Regionen, die heute in AM-Infrastruktur investieren, werden am besten auf zukünftige Notfälle vorbereitet sein. Die Integration von Additive Manufacturing in öffentliche Infrastruktur ist keine Frage des Ob, sondern des Wie und der Geschwindigkeit mehr. Die Betriebsmodelle existieren, die Technologien sind ausgereift und die Vorteile für die Resilienz öffentlicher Dienste sind nachweisbar. Was jetzt benötigt wird, ist politischer Wille, koordinierte Investitionen und die Zusammenarbeit zwischen öffentlichem und privatem Sektor sowie der Wissenschaft, um das Versprechen von AM in konkrete und nachhaltige Produktionskapazitäten zu verwandeln.
articolo scritto con l'ausilio di sistemi di intelligenza artificiale
Fragen & Antworten
- Welche Rolle spielt das Additive Manufacturing Cooperative Research Centre (AMCRC) in Australien?
- Das AMCRC wurde 2025 mit einer Bundesinvestition von 57,5 Millionen AUD gegründet, um die Lücke zwischen akademischer Forschung und zertifizierter Industrieproduktion zu schließen. Es vereint 13 Universitäten, den CSIRO und über 60 Unternehmen, um kommerzielle Pfade, Ausbildung und industriefokussierte Forschung zu entwickeln.
- Wie trägt Additive Manufacturing zur Resilienz öffentlicher Infrastruktur bei?
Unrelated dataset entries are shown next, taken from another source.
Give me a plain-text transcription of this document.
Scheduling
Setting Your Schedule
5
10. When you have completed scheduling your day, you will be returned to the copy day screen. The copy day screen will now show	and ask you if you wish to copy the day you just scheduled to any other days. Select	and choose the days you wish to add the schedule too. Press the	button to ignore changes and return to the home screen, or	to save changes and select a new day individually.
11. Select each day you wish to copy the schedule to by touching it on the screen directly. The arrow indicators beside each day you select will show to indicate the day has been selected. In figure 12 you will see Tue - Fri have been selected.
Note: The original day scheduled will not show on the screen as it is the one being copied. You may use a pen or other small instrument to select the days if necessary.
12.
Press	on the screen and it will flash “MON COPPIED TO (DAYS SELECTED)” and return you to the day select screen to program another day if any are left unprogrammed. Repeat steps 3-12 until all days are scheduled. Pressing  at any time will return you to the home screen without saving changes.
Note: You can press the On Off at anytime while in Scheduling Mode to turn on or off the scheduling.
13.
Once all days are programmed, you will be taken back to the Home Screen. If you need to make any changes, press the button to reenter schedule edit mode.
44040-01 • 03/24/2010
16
- Additive Manufacturing reduziert die Abhängigkeit von ausländischen Lieferanten, ermöglicht schnelle lokale Produktion auf Abruf und beschleunigt die Reaktion in Notfallsituationen. Es ist besonders nützlich in den Bereichen Gesundheit und Verteidigung für die Produktion von medizinischen Geräten und Ersatzteilen.
- Was bedeutet 'Friendshoring' und wie lässt es sich auf Additive Manufacturing anwenden?
- Friendshoring bezeichnet die Neukonfiguration von Supply Chains um politisch und wirtschaftlich vertrauenswürdige Partner. Im AM ermöglicht es die Schaffung sicherer und kollaborativer Produktionsnetzwerke durch den Austausch von Kapazitäten und Standards zwischen befreundeten Ländern, wie es durch die Australisch-US-amerikanische Vereinbarung von 2025 gezeigt wird.
- Was sind die Haupthindernisse für die weitreichende Einführung von Additive Manufacturing?
- Die wichtigsten Hindernisse sind der Mangel an gemeinsamen Standards, die Schwierigkeit der Qualifizierung von Prozessen und die geringe Integration zwischen Forschung und Industrie. Die AMRC möchte diese mit gemeinsamen Infrastrukturen, Zertifizierungspfaden und strukturierter Zusammenarbeit überwinden.
- Wie unterstützt AM die Nachhaltigkeit von Lieferketten?
- AM reduziert Materialverschwendung durch additive Fertigung, ermöglicht Leichtbaukonstruktionen und fördert die lokalisierte Produktion, wodurch die durch Transporte verursachten Emissionen verringert werden. Dadurch wird sie zu einem Schlüsselinstrument für grünere und widerstandsfähigere Lieferketten.